Police reveal huge scale of money laundering in New Zealand
The Police say more than one billion dollars is generated annually for laundering, primarily from drug and fraud offending in New Zealand.
The New Zealand Police’s Financial Intelligence Unit (FIU) has published an updated assessment of the money laundering and terrorism financing risks the country faces.
The National Risk Assessment helps businesses engaged in financial services better understand the scale and nature of the criminal threats they face.
“The major groups of crimes known to generate money laundering domestically are drug, fraud and tax offending,” the report says. “The FIU estimates that NZ$1.35 billion is generated annually for laundering, primarily from drug and fraud offending.”
However, the report also notes that the transactional value of the practice is likely to be significantly more.
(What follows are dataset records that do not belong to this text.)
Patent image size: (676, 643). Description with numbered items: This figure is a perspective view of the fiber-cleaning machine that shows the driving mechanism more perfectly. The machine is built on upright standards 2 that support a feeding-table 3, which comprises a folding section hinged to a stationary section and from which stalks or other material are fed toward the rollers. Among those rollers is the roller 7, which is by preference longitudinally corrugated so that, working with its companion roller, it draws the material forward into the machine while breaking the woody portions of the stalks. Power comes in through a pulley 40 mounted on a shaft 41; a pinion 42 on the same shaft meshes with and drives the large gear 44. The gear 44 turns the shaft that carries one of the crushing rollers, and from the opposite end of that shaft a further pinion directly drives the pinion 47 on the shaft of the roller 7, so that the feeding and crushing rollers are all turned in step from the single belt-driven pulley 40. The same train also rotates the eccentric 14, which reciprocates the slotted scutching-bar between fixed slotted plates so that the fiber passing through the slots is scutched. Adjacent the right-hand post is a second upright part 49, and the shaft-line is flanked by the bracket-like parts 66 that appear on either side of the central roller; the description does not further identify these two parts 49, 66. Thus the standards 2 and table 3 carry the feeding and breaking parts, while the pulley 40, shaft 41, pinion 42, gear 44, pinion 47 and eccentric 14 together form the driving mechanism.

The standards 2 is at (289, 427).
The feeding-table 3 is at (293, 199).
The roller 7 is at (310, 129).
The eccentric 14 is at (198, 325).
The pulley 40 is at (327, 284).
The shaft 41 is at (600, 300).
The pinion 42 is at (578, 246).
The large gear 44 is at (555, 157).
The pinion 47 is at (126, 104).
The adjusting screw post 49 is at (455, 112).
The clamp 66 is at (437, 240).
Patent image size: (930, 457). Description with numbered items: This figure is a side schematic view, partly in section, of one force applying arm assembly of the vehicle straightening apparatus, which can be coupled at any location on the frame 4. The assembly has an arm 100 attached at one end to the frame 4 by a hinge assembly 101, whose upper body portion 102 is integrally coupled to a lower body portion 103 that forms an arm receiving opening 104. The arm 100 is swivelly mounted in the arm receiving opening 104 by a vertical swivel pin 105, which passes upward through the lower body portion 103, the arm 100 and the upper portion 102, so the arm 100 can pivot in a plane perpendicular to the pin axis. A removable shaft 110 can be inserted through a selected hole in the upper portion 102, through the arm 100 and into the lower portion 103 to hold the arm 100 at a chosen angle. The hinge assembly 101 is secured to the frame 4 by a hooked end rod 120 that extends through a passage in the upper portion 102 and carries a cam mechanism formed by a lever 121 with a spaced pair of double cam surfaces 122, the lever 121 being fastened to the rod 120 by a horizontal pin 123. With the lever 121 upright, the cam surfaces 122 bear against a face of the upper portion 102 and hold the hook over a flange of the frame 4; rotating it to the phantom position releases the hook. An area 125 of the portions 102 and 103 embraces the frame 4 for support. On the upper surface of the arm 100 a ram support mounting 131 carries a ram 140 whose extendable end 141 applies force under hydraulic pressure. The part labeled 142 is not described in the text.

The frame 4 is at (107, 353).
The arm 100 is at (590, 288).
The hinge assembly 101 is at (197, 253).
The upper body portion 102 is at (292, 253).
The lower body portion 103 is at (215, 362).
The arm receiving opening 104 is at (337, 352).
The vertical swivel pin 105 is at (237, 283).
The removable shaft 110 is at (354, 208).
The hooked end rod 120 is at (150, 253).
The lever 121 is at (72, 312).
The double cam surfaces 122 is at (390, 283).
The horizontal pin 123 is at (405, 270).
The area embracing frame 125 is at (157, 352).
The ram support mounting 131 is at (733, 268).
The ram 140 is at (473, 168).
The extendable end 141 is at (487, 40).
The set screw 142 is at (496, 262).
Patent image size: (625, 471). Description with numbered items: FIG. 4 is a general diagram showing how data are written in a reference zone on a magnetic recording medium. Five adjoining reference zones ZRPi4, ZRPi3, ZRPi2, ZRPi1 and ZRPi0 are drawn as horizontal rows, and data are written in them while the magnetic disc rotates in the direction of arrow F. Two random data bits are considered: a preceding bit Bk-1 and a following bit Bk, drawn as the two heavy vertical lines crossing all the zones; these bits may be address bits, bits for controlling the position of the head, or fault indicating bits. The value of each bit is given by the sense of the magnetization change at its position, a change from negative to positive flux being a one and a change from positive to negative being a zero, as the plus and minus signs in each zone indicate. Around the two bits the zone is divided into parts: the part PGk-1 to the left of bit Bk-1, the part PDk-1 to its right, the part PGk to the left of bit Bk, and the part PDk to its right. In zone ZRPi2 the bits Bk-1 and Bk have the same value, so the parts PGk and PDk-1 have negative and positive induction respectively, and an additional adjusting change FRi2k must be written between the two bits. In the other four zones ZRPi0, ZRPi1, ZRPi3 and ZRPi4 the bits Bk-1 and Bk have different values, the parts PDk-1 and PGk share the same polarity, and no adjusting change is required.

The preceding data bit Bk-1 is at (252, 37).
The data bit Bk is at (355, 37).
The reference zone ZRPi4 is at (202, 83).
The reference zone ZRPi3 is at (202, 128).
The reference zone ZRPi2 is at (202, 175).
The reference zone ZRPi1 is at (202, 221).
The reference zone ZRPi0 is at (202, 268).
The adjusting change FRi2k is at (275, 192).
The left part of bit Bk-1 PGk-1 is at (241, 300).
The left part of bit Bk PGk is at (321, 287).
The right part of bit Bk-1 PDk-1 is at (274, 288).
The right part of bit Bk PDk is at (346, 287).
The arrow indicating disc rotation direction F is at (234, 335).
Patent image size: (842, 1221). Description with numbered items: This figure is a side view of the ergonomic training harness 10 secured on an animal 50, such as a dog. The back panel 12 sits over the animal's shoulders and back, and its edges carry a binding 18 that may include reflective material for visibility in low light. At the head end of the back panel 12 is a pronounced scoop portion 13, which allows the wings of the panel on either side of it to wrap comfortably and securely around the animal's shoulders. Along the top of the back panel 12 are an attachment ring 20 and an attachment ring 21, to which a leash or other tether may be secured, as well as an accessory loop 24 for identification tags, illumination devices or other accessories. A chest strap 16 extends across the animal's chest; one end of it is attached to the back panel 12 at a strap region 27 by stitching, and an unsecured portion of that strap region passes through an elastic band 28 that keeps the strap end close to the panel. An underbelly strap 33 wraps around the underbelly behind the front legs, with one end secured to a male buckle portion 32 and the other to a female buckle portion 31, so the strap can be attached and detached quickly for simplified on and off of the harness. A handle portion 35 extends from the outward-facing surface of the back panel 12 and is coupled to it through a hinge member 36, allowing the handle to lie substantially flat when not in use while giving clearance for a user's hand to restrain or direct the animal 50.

It warns that: “New Zealand faces an unknown scale of money laundering generated from overseas proceeds of crime. The International Monetary Fund (IMF) estimates that approximately 2-5 % of global GDP (approximately US$2 trillion) is proceeds of crime.”
The FIU says the three key areas of known threat from offshore to New Zealand are in transnational organised crime groups linked to New Zealand, such as transnational drug distribution networks; overseas criminal organisations who may seek to move funds through New Zealand and/or New Zealand’s legal structures; and dedicated money laundering networks, which may also seek to move funds through the New Zealand’s financial system or legal structures.
FIU Manager Andrew Hill says understanding the risk is essential to building an effective national response to money laundering and terrorism financing.
“Even in a comparably safe country like ours, money laundering and terrorism financing harms communities by enabling organised crime to flourish.
“Overseas criminals seeking to mask their illicit funds are also attracted by New Zealand’s reputation as a safe and non-corrupt country.
“We need businesses and service providers to appreciate how and why risks arise. With increased awareness we can more successfully prevent and detect illicit financial activity.”